You must use at least two of the readings we discussed this semester. Telling you this assumes at least one thing: that your object of study can be examined through at least two concepts we’ve read; but I’d argue that you can discuss, for example, rhetorical situation and intertextuality about any topic.

You must use at least two other sources from rhetoric and writing studies. This will give you experience in researching articles and authors that we might not have read yet. Or, you may like the work of one of the authors and would want to read more from that author. You can access a database called CompPile, devoted to collecting bibliographic information on articles and book chapters from rhetoric and writing studies: www.comppile.org. Though you will not have full access to many articles listed here, you can cross-reference them through the JMU library databases.

Requirements. Following are specific requirements (in no particular order) for your final paper:

  • Position. Let your research questions guide you to some position and defend that position using evidence from your research.
  • Methods. You might bring in a revised discussion of research methods from your proposal.
  • Sources. You must critically use appropriate secondary sources from your research.
  • Citations.Use appropriate MLA in-text citations and a works cited page.

Assessment criteria.
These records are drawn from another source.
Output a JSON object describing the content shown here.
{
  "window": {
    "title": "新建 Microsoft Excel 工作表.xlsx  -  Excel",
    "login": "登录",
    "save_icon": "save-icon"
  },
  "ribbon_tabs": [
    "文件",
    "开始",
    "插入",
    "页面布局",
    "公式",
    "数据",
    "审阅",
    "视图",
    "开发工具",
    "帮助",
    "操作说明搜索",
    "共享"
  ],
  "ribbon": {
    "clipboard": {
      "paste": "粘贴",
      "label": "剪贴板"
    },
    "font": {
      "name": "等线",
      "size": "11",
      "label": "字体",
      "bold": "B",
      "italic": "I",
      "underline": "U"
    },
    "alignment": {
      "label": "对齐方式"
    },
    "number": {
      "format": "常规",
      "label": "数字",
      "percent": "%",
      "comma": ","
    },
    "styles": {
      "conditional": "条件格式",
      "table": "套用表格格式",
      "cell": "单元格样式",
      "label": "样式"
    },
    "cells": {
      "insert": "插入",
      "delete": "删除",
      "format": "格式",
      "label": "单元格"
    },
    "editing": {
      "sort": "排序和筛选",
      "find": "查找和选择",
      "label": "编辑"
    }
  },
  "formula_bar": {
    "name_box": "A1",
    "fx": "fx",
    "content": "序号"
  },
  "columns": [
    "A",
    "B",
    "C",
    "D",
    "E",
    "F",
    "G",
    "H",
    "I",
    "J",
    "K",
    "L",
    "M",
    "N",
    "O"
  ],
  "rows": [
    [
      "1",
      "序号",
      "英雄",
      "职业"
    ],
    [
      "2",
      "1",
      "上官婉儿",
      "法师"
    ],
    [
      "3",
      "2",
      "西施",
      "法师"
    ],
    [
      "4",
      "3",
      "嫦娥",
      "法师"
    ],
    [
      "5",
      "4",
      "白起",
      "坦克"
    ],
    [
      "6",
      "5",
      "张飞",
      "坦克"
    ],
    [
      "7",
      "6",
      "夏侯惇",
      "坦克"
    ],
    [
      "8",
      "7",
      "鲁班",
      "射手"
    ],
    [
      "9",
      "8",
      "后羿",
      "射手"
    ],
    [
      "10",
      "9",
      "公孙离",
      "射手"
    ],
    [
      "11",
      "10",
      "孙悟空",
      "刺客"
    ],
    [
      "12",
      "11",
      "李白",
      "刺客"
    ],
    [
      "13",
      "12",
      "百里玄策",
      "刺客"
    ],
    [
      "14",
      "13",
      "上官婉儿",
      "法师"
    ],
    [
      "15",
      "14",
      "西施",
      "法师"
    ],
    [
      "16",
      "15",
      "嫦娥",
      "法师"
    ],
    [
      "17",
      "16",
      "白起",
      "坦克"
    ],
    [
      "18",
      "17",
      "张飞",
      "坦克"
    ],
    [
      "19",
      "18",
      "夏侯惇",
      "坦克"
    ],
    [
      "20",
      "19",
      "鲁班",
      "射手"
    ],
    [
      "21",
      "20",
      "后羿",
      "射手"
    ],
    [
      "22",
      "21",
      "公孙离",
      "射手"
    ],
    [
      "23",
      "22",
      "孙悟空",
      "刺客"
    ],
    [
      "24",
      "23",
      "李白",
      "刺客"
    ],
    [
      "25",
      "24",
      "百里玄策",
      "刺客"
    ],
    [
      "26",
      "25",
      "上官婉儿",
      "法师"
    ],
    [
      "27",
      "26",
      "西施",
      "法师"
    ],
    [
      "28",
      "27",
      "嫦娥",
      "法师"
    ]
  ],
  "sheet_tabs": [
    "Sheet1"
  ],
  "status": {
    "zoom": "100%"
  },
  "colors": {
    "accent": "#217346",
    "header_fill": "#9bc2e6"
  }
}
Following are the criteria by which I will assess your paper:

  • An engaging argumentative purpose, explicitly stated or implied
  • Cohesive organization that enhances content and overall purpose
  • Specific and thorough development, support, and analysis
  • Critical use of credible sources
  • Exceptional writing style that reflects sophisticated rhetorical choices
  • Deliberate control of conventions such as grammar and punctuation

Format. Here’s the format for the research article: 7-10 typed, double-spaced pages, plus works cited page. Times New Roman, 11-12 pt type. MLA documentation.

Things to Consider while Researching

  1. Time. How much time can you devote to the research needed to answer your questions? If you have to conduct interviews, you must consider your interviewee’s schedule as well.
  2. Permissions. If you interview people, you must get their permission to do so.